Fig 8. RAB5 and RAB7 are involved in FOXO-mediated phagocytosis of hemocytes in shrimp.

(A, B) qPCR was used to analyze the mRNA expression levels of Rab5 and Rab7 in the hemocytes of Foxo-knockdown shrimp (A) and Akt-knockdown shrimp (B) with and without bacterial infection. The qPCR used geometric mean expression of β-actin and Ef-1α as endogenous control genes. (C) The protein levels of the RAB5 and RAB7 in hemocytes of Foxo-knockdown shrimp at 2 h post V. anguillarum challenge determined using western blotting. (C’) The statistical analysis based on data of three replicates of panel (C). (D) The protein levels of the RAB5 and RAB7 in hemocytes of Akt-knockdown shrimp at 2 h post V. anguillarum challenge determined using western blotting. (D’) The statistical analysis based on data of three replicates of panel (D).

Fig 9. RAB5 and RAB7 co-localize with V. anguillarum.

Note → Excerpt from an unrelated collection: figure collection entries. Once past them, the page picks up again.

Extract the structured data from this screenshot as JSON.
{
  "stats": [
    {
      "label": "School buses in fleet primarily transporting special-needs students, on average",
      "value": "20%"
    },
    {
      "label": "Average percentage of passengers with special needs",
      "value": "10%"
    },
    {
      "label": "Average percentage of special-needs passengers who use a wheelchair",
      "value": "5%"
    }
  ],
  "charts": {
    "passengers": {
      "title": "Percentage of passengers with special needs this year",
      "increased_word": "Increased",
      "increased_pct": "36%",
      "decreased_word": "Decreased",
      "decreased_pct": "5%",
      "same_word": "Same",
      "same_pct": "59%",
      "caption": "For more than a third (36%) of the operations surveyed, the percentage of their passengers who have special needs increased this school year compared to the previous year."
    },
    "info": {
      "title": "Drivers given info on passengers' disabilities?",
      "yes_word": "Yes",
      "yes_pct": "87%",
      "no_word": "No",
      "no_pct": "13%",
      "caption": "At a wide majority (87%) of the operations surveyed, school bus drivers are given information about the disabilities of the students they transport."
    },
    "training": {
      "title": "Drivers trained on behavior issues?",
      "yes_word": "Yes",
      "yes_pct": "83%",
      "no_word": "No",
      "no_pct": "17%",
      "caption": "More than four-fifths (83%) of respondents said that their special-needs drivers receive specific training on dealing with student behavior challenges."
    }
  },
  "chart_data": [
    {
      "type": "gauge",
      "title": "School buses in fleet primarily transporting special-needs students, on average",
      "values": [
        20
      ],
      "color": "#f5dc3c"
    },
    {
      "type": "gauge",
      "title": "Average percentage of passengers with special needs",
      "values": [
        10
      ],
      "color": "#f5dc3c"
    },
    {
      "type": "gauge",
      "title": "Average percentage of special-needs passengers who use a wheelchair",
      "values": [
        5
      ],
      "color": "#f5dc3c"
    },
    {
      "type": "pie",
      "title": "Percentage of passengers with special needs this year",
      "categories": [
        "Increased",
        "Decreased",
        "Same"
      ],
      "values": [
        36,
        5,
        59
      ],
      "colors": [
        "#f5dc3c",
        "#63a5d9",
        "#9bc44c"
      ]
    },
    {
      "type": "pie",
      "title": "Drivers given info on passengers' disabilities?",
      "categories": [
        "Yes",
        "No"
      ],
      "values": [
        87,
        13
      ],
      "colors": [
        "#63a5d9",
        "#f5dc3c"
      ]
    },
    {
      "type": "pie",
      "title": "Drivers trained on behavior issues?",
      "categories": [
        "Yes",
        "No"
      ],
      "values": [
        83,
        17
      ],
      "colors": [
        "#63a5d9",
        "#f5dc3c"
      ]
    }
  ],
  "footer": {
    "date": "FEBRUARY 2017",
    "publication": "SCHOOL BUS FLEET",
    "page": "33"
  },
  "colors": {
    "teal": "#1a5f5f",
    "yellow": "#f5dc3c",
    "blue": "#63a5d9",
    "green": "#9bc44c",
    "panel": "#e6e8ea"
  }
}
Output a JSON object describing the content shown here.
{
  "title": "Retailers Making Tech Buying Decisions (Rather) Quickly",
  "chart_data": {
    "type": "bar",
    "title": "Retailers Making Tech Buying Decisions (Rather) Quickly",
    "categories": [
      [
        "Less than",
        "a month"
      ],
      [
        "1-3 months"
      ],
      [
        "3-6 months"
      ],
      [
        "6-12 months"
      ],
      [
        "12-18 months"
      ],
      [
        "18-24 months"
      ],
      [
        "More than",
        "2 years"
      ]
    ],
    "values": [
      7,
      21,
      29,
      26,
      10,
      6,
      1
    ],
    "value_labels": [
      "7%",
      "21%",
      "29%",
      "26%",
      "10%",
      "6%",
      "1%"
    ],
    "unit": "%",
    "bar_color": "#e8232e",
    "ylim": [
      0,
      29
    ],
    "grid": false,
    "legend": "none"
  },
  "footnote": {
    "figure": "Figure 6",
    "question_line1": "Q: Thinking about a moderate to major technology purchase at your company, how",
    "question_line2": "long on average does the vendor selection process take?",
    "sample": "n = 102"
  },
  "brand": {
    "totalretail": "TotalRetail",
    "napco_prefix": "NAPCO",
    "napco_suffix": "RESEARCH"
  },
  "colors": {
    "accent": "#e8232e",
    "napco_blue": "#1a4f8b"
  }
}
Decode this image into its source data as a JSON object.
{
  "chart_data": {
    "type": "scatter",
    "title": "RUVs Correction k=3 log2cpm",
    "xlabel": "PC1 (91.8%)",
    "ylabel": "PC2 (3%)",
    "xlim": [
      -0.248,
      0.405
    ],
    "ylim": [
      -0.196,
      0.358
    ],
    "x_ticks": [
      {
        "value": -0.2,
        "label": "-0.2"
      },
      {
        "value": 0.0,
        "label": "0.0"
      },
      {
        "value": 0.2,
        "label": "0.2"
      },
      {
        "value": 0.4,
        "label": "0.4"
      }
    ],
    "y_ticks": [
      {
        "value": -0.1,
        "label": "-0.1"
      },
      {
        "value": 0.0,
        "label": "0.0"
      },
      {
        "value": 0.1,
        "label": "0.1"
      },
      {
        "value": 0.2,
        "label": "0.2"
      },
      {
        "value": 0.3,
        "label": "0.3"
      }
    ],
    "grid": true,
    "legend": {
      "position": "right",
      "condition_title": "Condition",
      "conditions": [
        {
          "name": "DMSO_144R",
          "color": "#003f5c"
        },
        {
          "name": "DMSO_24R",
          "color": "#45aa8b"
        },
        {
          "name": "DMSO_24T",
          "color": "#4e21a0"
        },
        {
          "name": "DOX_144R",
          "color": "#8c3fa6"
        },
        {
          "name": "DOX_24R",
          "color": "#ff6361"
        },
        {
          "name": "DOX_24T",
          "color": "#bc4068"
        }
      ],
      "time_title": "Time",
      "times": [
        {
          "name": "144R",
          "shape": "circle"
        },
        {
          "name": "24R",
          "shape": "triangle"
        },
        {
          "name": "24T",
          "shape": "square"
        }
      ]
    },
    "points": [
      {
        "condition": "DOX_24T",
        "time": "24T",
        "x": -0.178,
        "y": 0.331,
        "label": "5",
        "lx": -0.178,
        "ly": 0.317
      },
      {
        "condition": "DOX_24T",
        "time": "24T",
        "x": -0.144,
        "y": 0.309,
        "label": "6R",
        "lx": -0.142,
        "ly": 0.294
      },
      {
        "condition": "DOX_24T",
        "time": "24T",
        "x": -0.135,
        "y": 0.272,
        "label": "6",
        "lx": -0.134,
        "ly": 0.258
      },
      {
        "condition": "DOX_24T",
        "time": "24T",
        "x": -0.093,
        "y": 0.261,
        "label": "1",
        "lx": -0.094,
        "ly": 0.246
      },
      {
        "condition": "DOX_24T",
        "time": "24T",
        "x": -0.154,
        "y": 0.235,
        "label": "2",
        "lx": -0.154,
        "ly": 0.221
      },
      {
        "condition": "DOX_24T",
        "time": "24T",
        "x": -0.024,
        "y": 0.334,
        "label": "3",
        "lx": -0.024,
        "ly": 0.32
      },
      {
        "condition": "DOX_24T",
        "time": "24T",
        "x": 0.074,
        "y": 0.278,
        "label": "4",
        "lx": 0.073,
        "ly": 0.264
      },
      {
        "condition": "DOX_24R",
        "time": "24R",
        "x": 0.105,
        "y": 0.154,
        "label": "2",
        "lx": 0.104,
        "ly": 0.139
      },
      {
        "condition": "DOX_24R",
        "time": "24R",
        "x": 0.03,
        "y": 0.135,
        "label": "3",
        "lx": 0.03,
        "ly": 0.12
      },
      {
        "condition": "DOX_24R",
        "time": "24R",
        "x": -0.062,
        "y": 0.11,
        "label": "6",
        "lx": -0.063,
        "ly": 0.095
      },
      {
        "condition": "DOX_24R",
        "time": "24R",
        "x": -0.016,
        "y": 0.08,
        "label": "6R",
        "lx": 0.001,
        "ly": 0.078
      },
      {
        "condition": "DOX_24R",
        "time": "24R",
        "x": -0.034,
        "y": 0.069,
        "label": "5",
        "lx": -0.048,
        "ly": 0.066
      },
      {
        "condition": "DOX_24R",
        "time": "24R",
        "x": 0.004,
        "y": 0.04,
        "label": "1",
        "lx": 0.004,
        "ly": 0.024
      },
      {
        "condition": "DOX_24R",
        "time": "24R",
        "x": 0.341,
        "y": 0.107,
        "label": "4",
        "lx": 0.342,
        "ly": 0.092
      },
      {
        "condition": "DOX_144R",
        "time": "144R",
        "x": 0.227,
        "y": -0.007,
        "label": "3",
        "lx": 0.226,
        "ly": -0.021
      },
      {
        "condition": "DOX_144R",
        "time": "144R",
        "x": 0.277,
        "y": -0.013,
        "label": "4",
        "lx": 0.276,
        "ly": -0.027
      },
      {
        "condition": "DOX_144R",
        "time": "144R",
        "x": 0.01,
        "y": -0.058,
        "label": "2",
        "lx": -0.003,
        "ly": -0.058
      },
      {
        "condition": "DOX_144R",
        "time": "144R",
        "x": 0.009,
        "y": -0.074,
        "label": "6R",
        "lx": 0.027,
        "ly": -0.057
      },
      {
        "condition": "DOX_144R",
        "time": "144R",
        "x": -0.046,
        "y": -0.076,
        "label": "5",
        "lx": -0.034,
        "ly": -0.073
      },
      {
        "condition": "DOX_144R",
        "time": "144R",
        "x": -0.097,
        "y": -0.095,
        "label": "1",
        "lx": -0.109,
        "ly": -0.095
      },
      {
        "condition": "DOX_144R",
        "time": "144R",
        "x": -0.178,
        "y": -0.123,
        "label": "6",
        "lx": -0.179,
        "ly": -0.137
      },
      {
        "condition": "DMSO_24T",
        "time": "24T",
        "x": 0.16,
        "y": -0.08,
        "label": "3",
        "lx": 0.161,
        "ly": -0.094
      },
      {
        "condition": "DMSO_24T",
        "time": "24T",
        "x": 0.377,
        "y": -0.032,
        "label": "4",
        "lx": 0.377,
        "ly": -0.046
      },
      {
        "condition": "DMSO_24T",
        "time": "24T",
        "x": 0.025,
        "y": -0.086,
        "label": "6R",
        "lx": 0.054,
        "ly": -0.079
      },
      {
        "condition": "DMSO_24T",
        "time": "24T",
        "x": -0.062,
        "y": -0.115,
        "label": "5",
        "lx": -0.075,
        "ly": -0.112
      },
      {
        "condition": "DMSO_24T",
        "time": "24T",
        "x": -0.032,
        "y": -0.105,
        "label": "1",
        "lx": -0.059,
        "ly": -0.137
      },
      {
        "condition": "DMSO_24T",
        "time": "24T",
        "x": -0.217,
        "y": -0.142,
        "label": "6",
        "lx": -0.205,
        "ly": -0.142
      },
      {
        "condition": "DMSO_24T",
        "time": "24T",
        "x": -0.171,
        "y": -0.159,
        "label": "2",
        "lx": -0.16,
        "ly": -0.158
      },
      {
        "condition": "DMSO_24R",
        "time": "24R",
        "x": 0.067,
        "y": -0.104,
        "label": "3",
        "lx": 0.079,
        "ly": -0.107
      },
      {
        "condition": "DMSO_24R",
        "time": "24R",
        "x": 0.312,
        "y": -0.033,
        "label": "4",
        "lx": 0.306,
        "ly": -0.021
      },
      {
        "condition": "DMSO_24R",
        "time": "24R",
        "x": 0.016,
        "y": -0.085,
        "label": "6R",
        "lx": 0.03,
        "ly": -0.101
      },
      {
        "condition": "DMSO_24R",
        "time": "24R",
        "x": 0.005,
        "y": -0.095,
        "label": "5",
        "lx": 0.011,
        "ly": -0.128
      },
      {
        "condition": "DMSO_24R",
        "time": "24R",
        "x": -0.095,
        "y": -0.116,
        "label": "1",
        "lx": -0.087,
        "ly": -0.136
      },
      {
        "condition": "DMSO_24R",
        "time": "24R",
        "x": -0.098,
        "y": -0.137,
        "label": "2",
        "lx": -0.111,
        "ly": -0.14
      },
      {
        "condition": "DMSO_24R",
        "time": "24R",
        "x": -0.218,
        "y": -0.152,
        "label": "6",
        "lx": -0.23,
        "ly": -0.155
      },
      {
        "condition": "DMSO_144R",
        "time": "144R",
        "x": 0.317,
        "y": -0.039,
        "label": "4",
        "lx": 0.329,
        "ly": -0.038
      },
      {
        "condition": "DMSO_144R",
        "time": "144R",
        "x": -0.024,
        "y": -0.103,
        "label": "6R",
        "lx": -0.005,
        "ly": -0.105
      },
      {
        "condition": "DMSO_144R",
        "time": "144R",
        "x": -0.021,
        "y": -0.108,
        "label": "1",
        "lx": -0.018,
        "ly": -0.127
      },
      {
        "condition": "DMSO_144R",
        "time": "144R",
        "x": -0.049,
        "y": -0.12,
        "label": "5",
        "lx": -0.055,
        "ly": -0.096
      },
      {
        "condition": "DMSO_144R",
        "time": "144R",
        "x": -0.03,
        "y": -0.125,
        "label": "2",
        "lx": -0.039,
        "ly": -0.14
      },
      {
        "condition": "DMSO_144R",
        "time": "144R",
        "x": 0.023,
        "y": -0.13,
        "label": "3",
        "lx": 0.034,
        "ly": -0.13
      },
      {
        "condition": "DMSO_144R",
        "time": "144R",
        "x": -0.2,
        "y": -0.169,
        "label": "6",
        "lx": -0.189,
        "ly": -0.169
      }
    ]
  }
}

The co-localization of RAB5 and RAB7 with FITC labeled-V. anguillarum in shrimp hemocytes, as analyzed using a fluorescent immunocytochemical assay. The bacteria were labeled with FITC (green) and injected into shrimp. Hemocytes were collected from five shrimp at 30 min and 1 h after bacterial injection and incubated with anti-RAB5 or anti-RAB7 antibodies. The secondary antibody was antirabbit IgG Alexa-546 (red). Nuclei were stained with DAPI (blue). Co-localization in hemocytes is indicated by white arrows. Scale bar = 10 μm.

Fig 10. Schematic representation of FOXO involvement in local and systemic innate immunity in shrimp.

(A) In uninfected conditions, FOXO maintains the homeostasis of the hemolymph and the intestinal microbiota by promoting Relish and subsequently AMP expression. (B) In infected conditions, AKT phosphorylation is decreased by pathogen infection, resulting in increasing of FOXO content in the nucleus. FOXO directly promotes the expression of Relish and AMPs to eliminate invasive pathogens; on the other hand, FOXO promotes the phagocytosis of pathogens through the SRC-mediated phagocytosis pathway.